Introduction: The distinctive layer-wise fashion in which additive manufacturing (AM) technology produces parts enables production of near-net-shape components with intricate geometrical features [1]. For instance, laser powder bed fusion (L-PBF) shows promise in the fabrication of next-generation femoral stems for total hip replacement (THR) [2]. Because L-PBF is characterized by fast solidification rates, usually there are significant microstructural differences between wrought (WT) and L-PBF materials [3]. These microstructural dissimilarities can lead, for example, to variations in corrosion behaviour [4]. Acknowledging the key role corrosion resistance plays on the lifespan of an implant, it is imperative to understand the link existing between microstructure and corrosion performance of the additively manufactured Ti-6Al-4V alloy due to its relevance in the production of femoral stems. Therefore, this study aims to examine the role of material microstructure and texture on corrosion behaviour of L-PBF and WT Ti-6Al-4V in simulated physiological conditions.

Methodology: Corrosion behaviour was investigated using a 3-electrode electrochemical cell via open circuit potential (OCP), cyclic potentiodynamic polarisation (CPP) and electrochemical impedance spectroscopy (EIS) tests in phosphate buffered saline solution (PBS) at 37 °C. Microstructural features were assessed by means of scanning electron microscopy (SEM), electron backscatter diffraction (EBSD), energy dispersive X-ray (EDX) and X-ray diffraction (XRD).
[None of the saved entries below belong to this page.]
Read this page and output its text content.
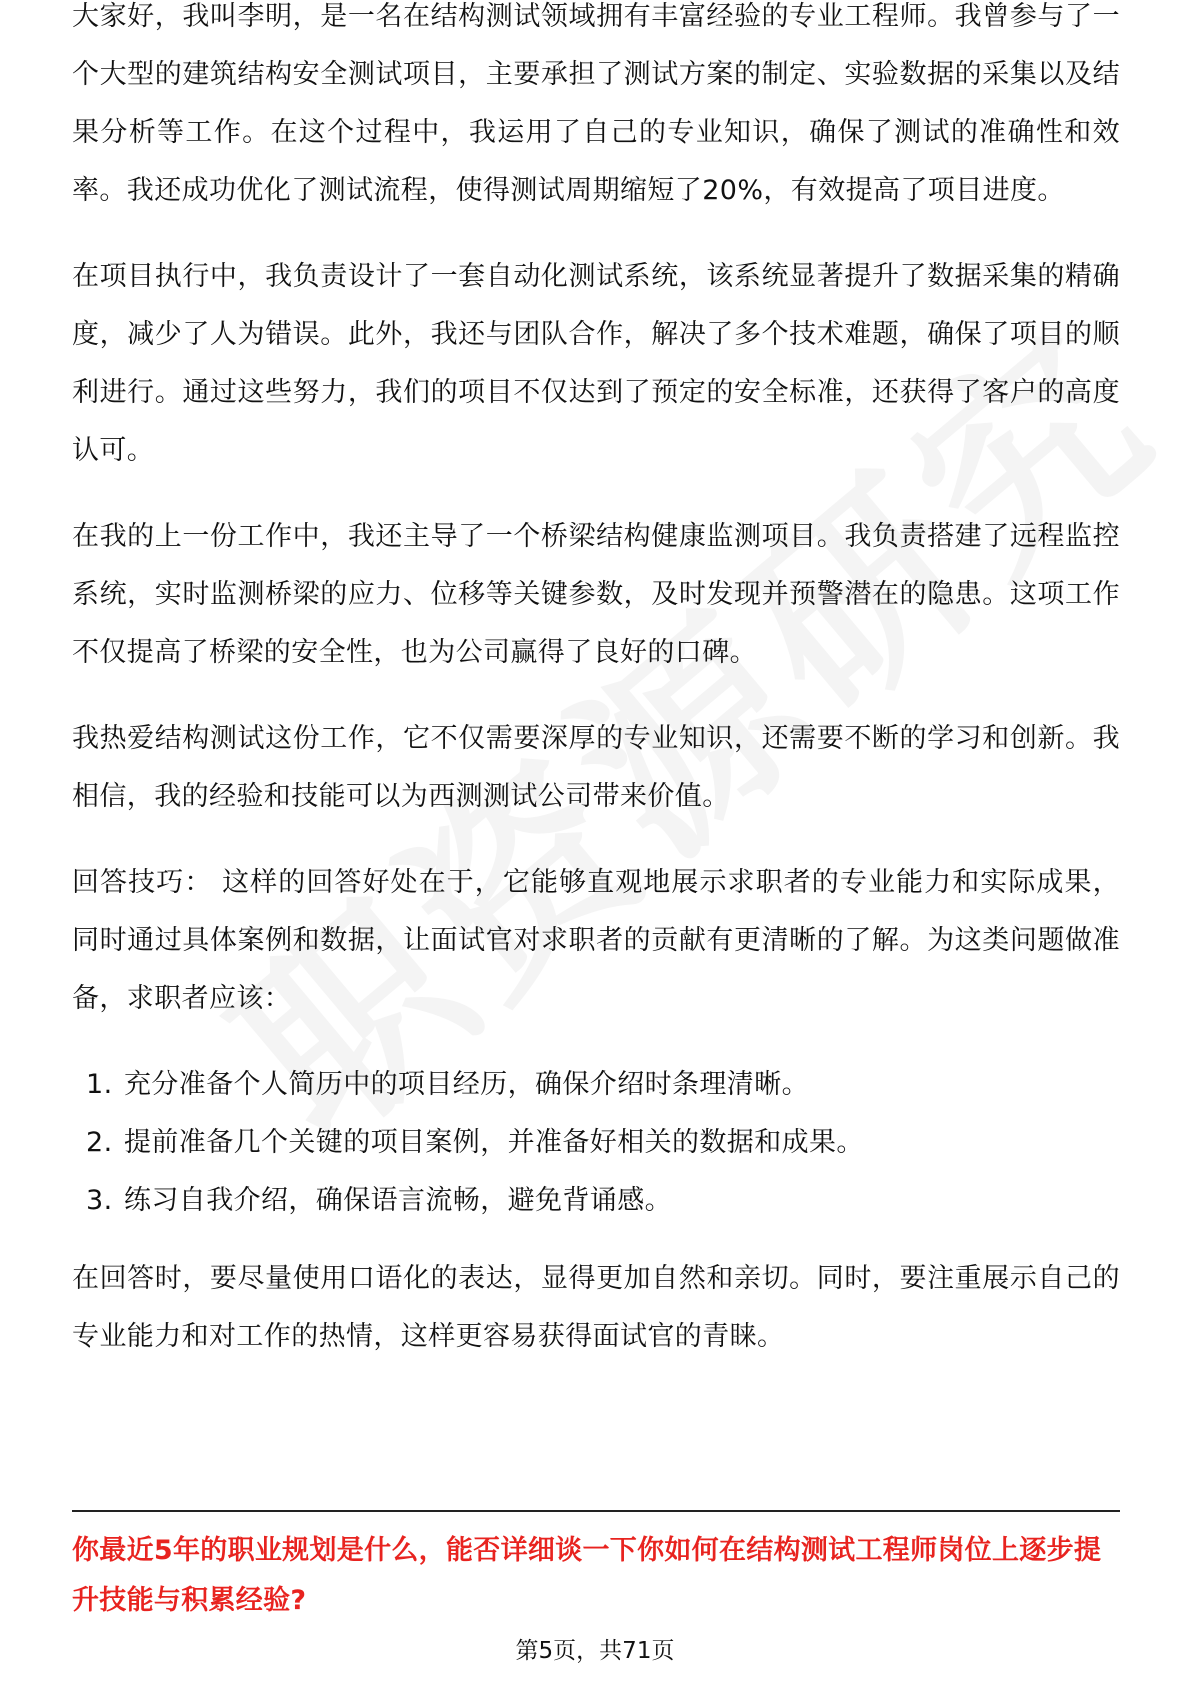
大家好，我叫李明，是一名在结构测试领域拥有丰富经验的专业工程师。我曾参与了一个大型的建筑结构安全测试项目，主要承担了测试方案的制定、实验数据的采集以及结果分析等工作。在这个过程中，我运用了自己的专业知识，确保了测试的准确性和效率。我还成功优化了测试流程，使得测试周期缩短了20%，有效提高了项目进度。

在项目执行中，我负责设计了一套自动化测试系统，该系统显著提升了数据采集的精确度，减少了人为错误。此外，我还与团队合作，解决了多个技术难题，确保了项目的顺利进行。通过这些努力，我们的项目不仅达到了预定的安全标准，还获得了客户的高度认可。

在我的上一份工作中，我还主导了一个桥梁结构健康监测项目。我负责搭建了远程监控系统，实时监测桥梁的应力、位移等关键参数，及时发现并预警潜在的隐患。这项工作不仅提高了桥梁的安全性，也为公司赢得了良好的口碑。

我热爱结构测试这份工作，它不仅需要深厚的专业知识，还需要不断的学习和创新。我相信，我的经验和技能可以为西测测试公司带来价值。

回答技巧： 这样的回答好处在于，它能够直观地展示求职者的专业能力和实际成果，同时通过具体案例和数据，让面试官对求职者的贡献有更清晰的了解。为这类问题做准备，求职者应该：

1. 充分准备个人简历中的项目经历，确保介绍时条理清晰。
2. 提前准备几个关键的项目案例，并准备好相关的数据和成果。
3. 练习自我介绍，确保语言流畅，避免背诵感。

在回答时，要尽量使用口语化的表达，显得更加自然和亲切。同时，要注重展示自己的专业能力和对工作的热情，这样更容易获得面试官的青睐。

你最近5年的职业规划是什么，能否详细谈一下你如何在结构测试工程师岗位上逐步提升技能与积累经验?
第5页，共71页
Results: Upon immersion for 2 hours, the OCP of L-PBF and WT specimens continuously increased, indicating the formation of a spontaneous oxide surface film. Both samples (i.e., L-PBF and WT) exhibited a passivation behaviour over a wide range of potentials from 0 to 1500 mV vs. Ag/AgCl, which demonstrates a strong protective nature of the oxide film formed on the samples’ surface. WT sample displayed a higher corrosion current density (0.039 ± 0.008 μA/cm2 against 0.021 ± 0.011 µA/cm2 of L-PBF), which could pinpoint to a difference in the nature of the oxide film formed amongst samples. Absence of localized corrosion (i.e., pitting) was confirmed by the breakdown potential being absent as well as a negative hysteresis loop in the CPP curves. SEM and XRD diffractograms results demonstrated that the L-PBF sample revealed a needle-shaped α’ phase whilst, a duplex α + β phase was found in the conventionally manufactured counterpart. Furthermore, EDX results showed that whilst there is a clear segregation of alloying elements in the WT sample, the L-PBF exhibited a homogeneous distribution of Ti, Al and V.
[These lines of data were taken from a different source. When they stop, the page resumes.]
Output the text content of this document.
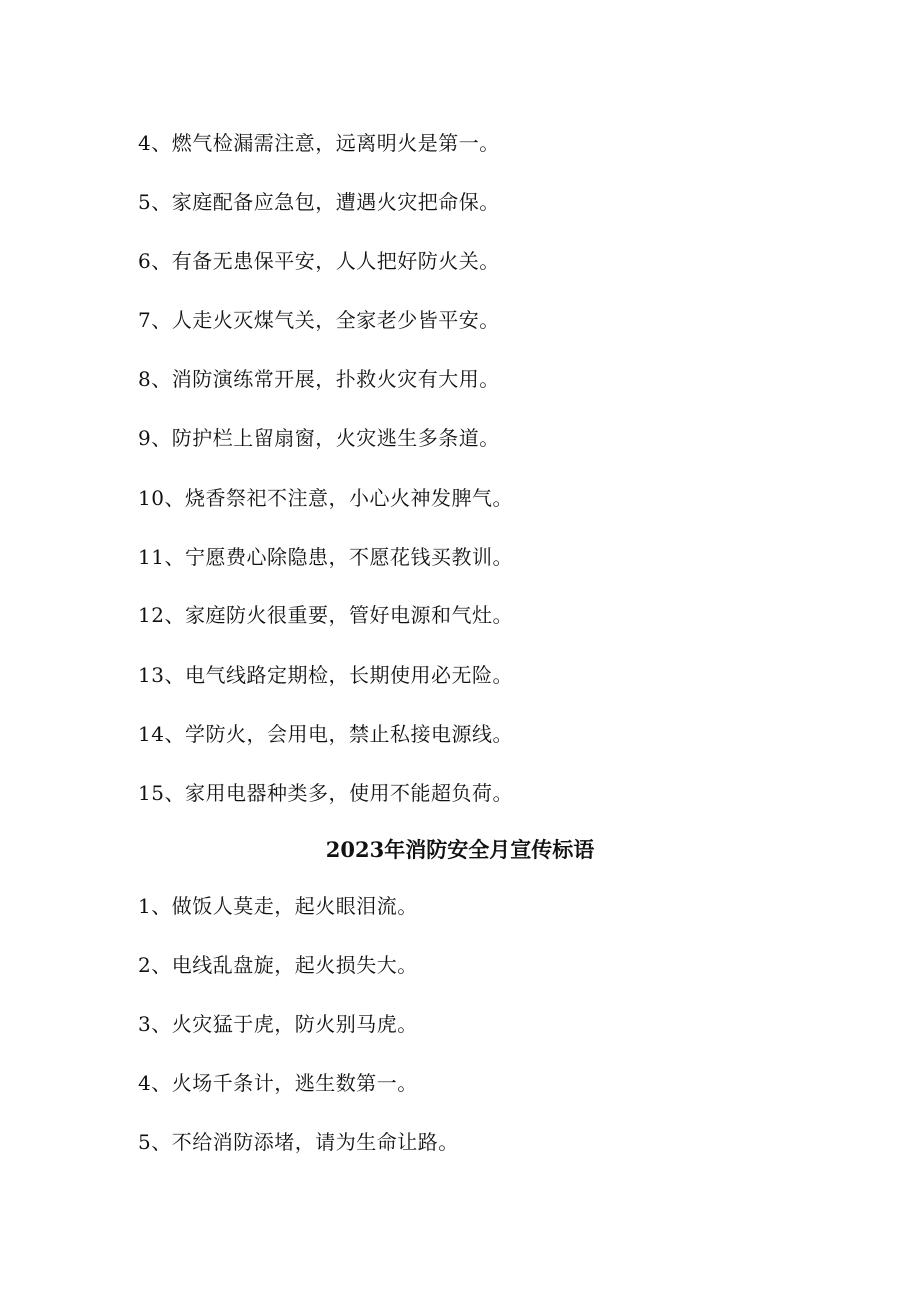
4、燃气检漏需注意，远离明火是第一。
5、家庭配备应急包，遭遇火灾把命保。
6、有备无患保平安，人人把好防火关。
7、人走火灭煤气关，全家老少皆平安。
8、消防演练常开展，扑救火灾有大用。
9、防护栏上留扇窗，火灾逃生多条道。
10、烧香祭祀不注意，小心火神发脾气。
11、宁愿费心除隐患，不愿花钱买教训。
12、家庭防火很重要，管好电源和气灶。
13、电气线路定期检，长期使用必无险。
14、学防火，会用电，禁止私接电源线。
15、家用电器种类多，使用不能超负荷。
2023年消防安全月宣传标语
1、做饭人莫走，起火眼泪流。
2、电线乱盘旋，起火损失大。
3、火灾猛于虎，防火别马虎。
4、火场千条计，逃生数第一。
5、不给消防添堵，请为生命让路。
Discussion: Results from this study indicated that for Ti-6Al-4V alloy, manufactured using LPBF or conventional manufacturing route, the main distinction in the corrosion behaviour is in the passive domain, suggesting the oxide layer formed varies as a function of the microstructure. A poorer corrosion behaviour of WT samples when compared with L-PBF might be due to a galvanic coupling established between α and β phases within the material. Similar findings were reported in [5], where a comparison of the corrosion performance between EBM and L-PBF Ti-6Al-4V samples was carried out. Further experiments will be conducted aimed at tackling the kinetics and nature of the oxide layer formation in order to elucidate the role of microstructure on passive film kinetics.